Whale photograph from The Daily Mail online
Below is one online email which was sent from the NSW North Coast in support of the international ban on whaling.
You too can have your say through the International Whale and Dolphin Conservation Society email page here.
Emails are needed before 20 June 2010. This is your last chance to influence the vote at the next International Whaling Commission meeting in Morocco.
Given Sunday's report in The Times concerning alleged vote buying by the Government of Japan, a grassroots counterbalance is needed.
President Obama
The Hon. Dª Elena Espinosa Mangana
The Right Honourable John Key
Ambassador Christian Maquieira
I call upon you to oppose whaling, to ensure the International Whaling Commission's ban on commercial whaling stays and to act to stop all commercial whaling and trade in whale products now!
I fully support the IWC moratorium on commercial whaling. This ban should not be reversed or weakened in any manner.
Additionally, I respectfully ask that any further slaughter of whales under the guise of 'scientific' research be stopped.
Living as I do in a small coastal community dependent in large part on the fishing industry and tourism, I am very aware that a healthy and biodiverse ocean returns the most rewards.
Both in terms of food and cultural/aesthetic values.

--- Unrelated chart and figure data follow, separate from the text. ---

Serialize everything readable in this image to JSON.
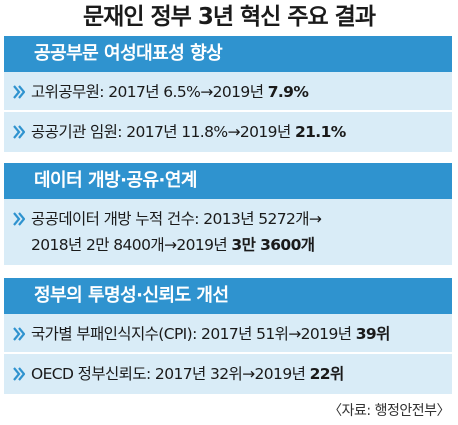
{
  "title": "문재인 정부 3년 혁신 주요 결과",
  "sections": [
    {
      "header": "공공부문 여성대표성 향상",
      "items": [
        {
          "text": "고위공무원: 2017년 6.5%→2019년 ",
          "bold": "7.9%"
        },
        {
          "text": "공공기관 임원: 2017년 11.8%→2019년 ",
          "bold": "21.1%"
        }
      ]
    },
    {
      "header": "데이터 개방·공유·연계",
      "items": [
        {
          "line1": "공공데이터 개방 누적 건수: 2013년 5272개→",
          "line2": "2018년 2만 8400개→2019년 ",
          "bold": "3만 3600개"
        }
      ]
    },
    {
      "header": "정부의 투명성·신뢰도 개선",
      "items": [
        {
          "text": "국가별 부패인식지수(CPI): 2017년 51위→2019년 ",
          "bold": "39위"
        },
        {
          "text": "OECD 정부신뢰도: 2017년 32위→2019년 ",
          "bold": "22위"
        }
      ]
    }
  ],
  "source": "〈자료: 행정안전부〉",
  "colors": {
    "header_bg": "#2f93cf",
    "item_bg": "#d9ecf7",
    "arrow": "#2f93cf"
  },
  "icons": {
    "bullet": "double-chevron-right-icon"
  }
}
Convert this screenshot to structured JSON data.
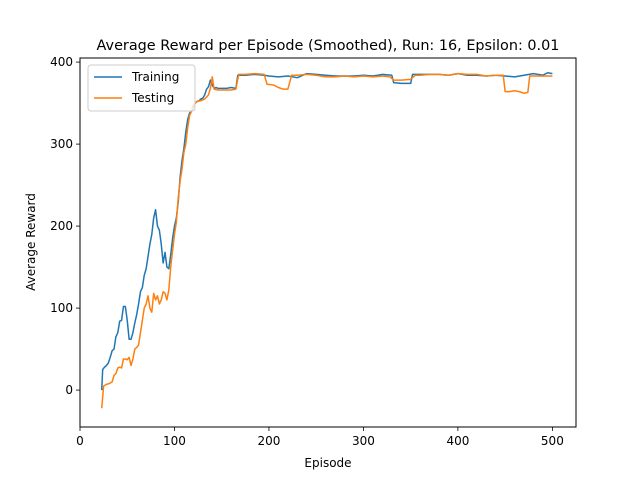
{
  "chart_data": {
    "type": "line",
    "title": "Average Reward per Episode (Smoothed), Run: 16, Epsilon: 0.01",
    "xlabel": "Episode",
    "ylabel": "Average Reward",
    "xlim": [
      0,
      525
    ],
    "ylim": [
      -45,
      405
    ],
    "xticks": [
      0,
      100,
      200,
      300,
      400,
      500
    ],
    "yticks": [
      0,
      100,
      200,
      300,
      400
    ],
    "grid": false,
    "legend_position": "upper-left",
    "series": [
      {
        "name": "Training",
        "color": "#1f77b4",
        "points": [
          [
            23,
            0
          ],
          [
            24,
            25
          ],
          [
            26,
            28
          ],
          [
            28,
            30
          ],
          [
            30,
            33
          ],
          [
            32,
            40
          ],
          [
            34,
            48
          ],
          [
            36,
            50
          ],
          [
            38,
            65
          ],
          [
            40,
            70
          ],
          [
            42,
            84
          ],
          [
            44,
            85
          ],
          [
            46,
            102
          ],
          [
            48,
            102
          ],
          [
            50,
            85
          ],
          [
            52,
            62
          ],
          [
            54,
            62
          ],
          [
            56,
            70
          ],
          [
            58,
            82
          ],
          [
            60,
            92
          ],
          [
            62,
            105
          ],
          [
            64,
            120
          ],
          [
            66,
            125
          ],
          [
            68,
            140
          ],
          [
            70,
            148
          ],
          [
            72,
            163
          ],
          [
            74,
            178
          ],
          [
            76,
            190
          ],
          [
            78,
            210
          ],
          [
            80,
            220
          ],
          [
            82,
            200
          ],
          [
            84,
            195
          ],
          [
            86,
            178
          ],
          [
            88,
            155
          ],
          [
            90,
            168
          ],
          [
            92,
            150
          ],
          [
            94,
            148
          ],
          [
            96,
            165
          ],
          [
            98,
            185
          ],
          [
            100,
            200
          ],
          [
            102,
            210
          ],
          [
            104,
            230
          ],
          [
            106,
            260
          ],
          [
            108,
            280
          ],
          [
            110,
            295
          ],
          [
            112,
            315
          ],
          [
            114,
            330
          ],
          [
            116,
            338
          ],
          [
            118,
            340
          ],
          [
            120,
            345
          ],
          [
            122,
            350
          ],
          [
            124,
            352
          ],
          [
            126,
            353
          ],
          [
            128,
            355
          ],
          [
            130,
            356
          ],
          [
            132,
            360
          ],
          [
            134,
            367
          ],
          [
            136,
            370
          ],
          [
            138,
            378
          ],
          [
            140,
            372
          ],
          [
            142,
            368
          ],
          [
            144,
            369
          ],
          [
            146,
            368
          ],
          [
            150,
            368
          ],
          [
            155,
            368
          ],
          [
            160,
            369
          ],
          [
            165,
            368
          ],
          [
            167,
            384
          ],
          [
            175,
            384
          ],
          [
            185,
            385
          ],
          [
            195,
            384
          ],
          [
            200,
            383
          ],
          [
            210,
            382
          ],
          [
            220,
            383
          ],
          [
            230,
            381
          ],
          [
            240,
            386
          ],
          [
            250,
            385
          ],
          [
            260,
            384
          ],
          [
            270,
            383
          ],
          [
            280,
            383
          ],
          [
            290,
            383
          ],
          [
            300,
            384
          ],
          [
            310,
            383
          ],
          [
            320,
            385
          ],
          [
            330,
            384
          ],
          [
            332,
            375
          ],
          [
            340,
            374
          ],
          [
            350,
            374
          ],
          [
            352,
            385
          ],
          [
            360,
            385
          ],
          [
            370,
            385
          ],
          [
            380,
            385
          ],
          [
            390,
            384
          ],
          [
            400,
            386
          ],
          [
            410,
            384
          ],
          [
            420,
            384
          ],
          [
            430,
            383
          ],
          [
            440,
            384
          ],
          [
            450,
            383
          ],
          [
            460,
            382
          ],
          [
            470,
            384
          ],
          [
            480,
            386
          ],
          [
            490,
            384
          ],
          [
            495,
            387
          ],
          [
            500,
            386
          ]
        ]
      },
      {
        "name": "Testing",
        "color": "#ff7f0e",
        "points": [
          [
            23,
            -22
          ],
          [
            25,
            5
          ],
          [
            28,
            7
          ],
          [
            31,
            8
          ],
          [
            34,
            10
          ],
          [
            36,
            18
          ],
          [
            38,
            20
          ],
          [
            40,
            27
          ],
          [
            42,
            28
          ],
          [
            44,
            27
          ],
          [
            46,
            38
          ],
          [
            48,
            38
          ],
          [
            50,
            37
          ],
          [
            52,
            40
          ],
          [
            54,
            30
          ],
          [
            56,
            38
          ],
          [
            58,
            50
          ],
          [
            60,
            52
          ],
          [
            62,
            55
          ],
          [
            64,
            70
          ],
          [
            66,
            85
          ],
          [
            68,
            100
          ],
          [
            70,
            105
          ],
          [
            72,
            115
          ],
          [
            74,
            100
          ],
          [
            76,
            95
          ],
          [
            78,
            118
          ],
          [
            80,
            110
          ],
          [
            82,
            115
          ],
          [
            84,
            105
          ],
          [
            86,
            110
          ],
          [
            88,
            120
          ],
          [
            90,
            118
          ],
          [
            92,
            110
          ],
          [
            94,
            122
          ],
          [
            96,
            150
          ],
          [
            98,
            170
          ],
          [
            100,
            190
          ],
          [
            102,
            205
          ],
          [
            104,
            235
          ],
          [
            106,
            255
          ],
          [
            108,
            270
          ],
          [
            110,
            290
          ],
          [
            112,
            300
          ],
          [
            114,
            320
          ],
          [
            116,
            335
          ],
          [
            118,
            340
          ],
          [
            120,
            348
          ],
          [
            124,
            352
          ],
          [
            128,
            353
          ],
          [
            132,
            355
          ],
          [
            136,
            360
          ],
          [
            138,
            368
          ],
          [
            140,
            382
          ],
          [
            142,
            367
          ],
          [
            146,
            366
          ],
          [
            150,
            366
          ],
          [
            155,
            366
          ],
          [
            160,
            366
          ],
          [
            165,
            367
          ],
          [
            168,
            385
          ],
          [
            175,
            385
          ],
          [
            185,
            386
          ],
          [
            195,
            385
          ],
          [
            198,
            373
          ],
          [
            205,
            372
          ],
          [
            210,
            369
          ],
          [
            215,
            367
          ],
          [
            220,
            367
          ],
          [
            224,
            384
          ],
          [
            230,
            384
          ],
          [
            240,
            385
          ],
          [
            250,
            384
          ],
          [
            260,
            382
          ],
          [
            270,
            382
          ],
          [
            280,
            383
          ],
          [
            290,
            382
          ],
          [
            300,
            383
          ],
          [
            310,
            382
          ],
          [
            320,
            383
          ],
          [
            328,
            382
          ],
          [
            332,
            378
          ],
          [
            340,
            378
          ],
          [
            350,
            379
          ],
          [
            355,
            384
          ],
          [
            360,
            384
          ],
          [
            370,
            385
          ],
          [
            380,
            385
          ],
          [
            390,
            384
          ],
          [
            400,
            386
          ],
          [
            410,
            385
          ],
          [
            420,
            385
          ],
          [
            430,
            383
          ],
          [
            440,
            384
          ],
          [
            448,
            384
          ],
          [
            450,
            364
          ],
          [
            455,
            364
          ],
          [
            460,
            365
          ],
          [
            465,
            364
          ],
          [
            470,
            362
          ],
          [
            474,
            363
          ],
          [
            476,
            383
          ],
          [
            480,
            383
          ],
          [
            490,
            383
          ],
          [
            500,
            383
          ]
        ]
      }
    ]
  }
}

Whales are an integral part of this healthy diversity; and reducing their numbers through non-subsistence/commercial whale hunts is not just an assault on cetacean species, it is an assault upon future human generations.
Yours faithfully
[redacted for privacy reasons]
Australia
Excerpt from The Times 13 June 2010 article:
The revelations come as Japan seeks to break the 24-year moratorium on commercial whaling. An IWC meeting that will decide the fate of thousands of whales, including endangered species, begins this month in Morocco.
Japan denies buying the votes of IWC members. However, The Sunday Times filmed officials from pro-whaling governments admitting:
- They voted with the whalers because of the large amounts of aid from Japan. One said he was not sure if his country had any whales in its territorial waters. Others are landlocked.
— They receive cash payments in envelopes at IWC meetings from Japanese officials who pay their travel and hotel bills.
- One disclosed that call girls were offered when fisheries ministers and civil servants visited Japan for meetings.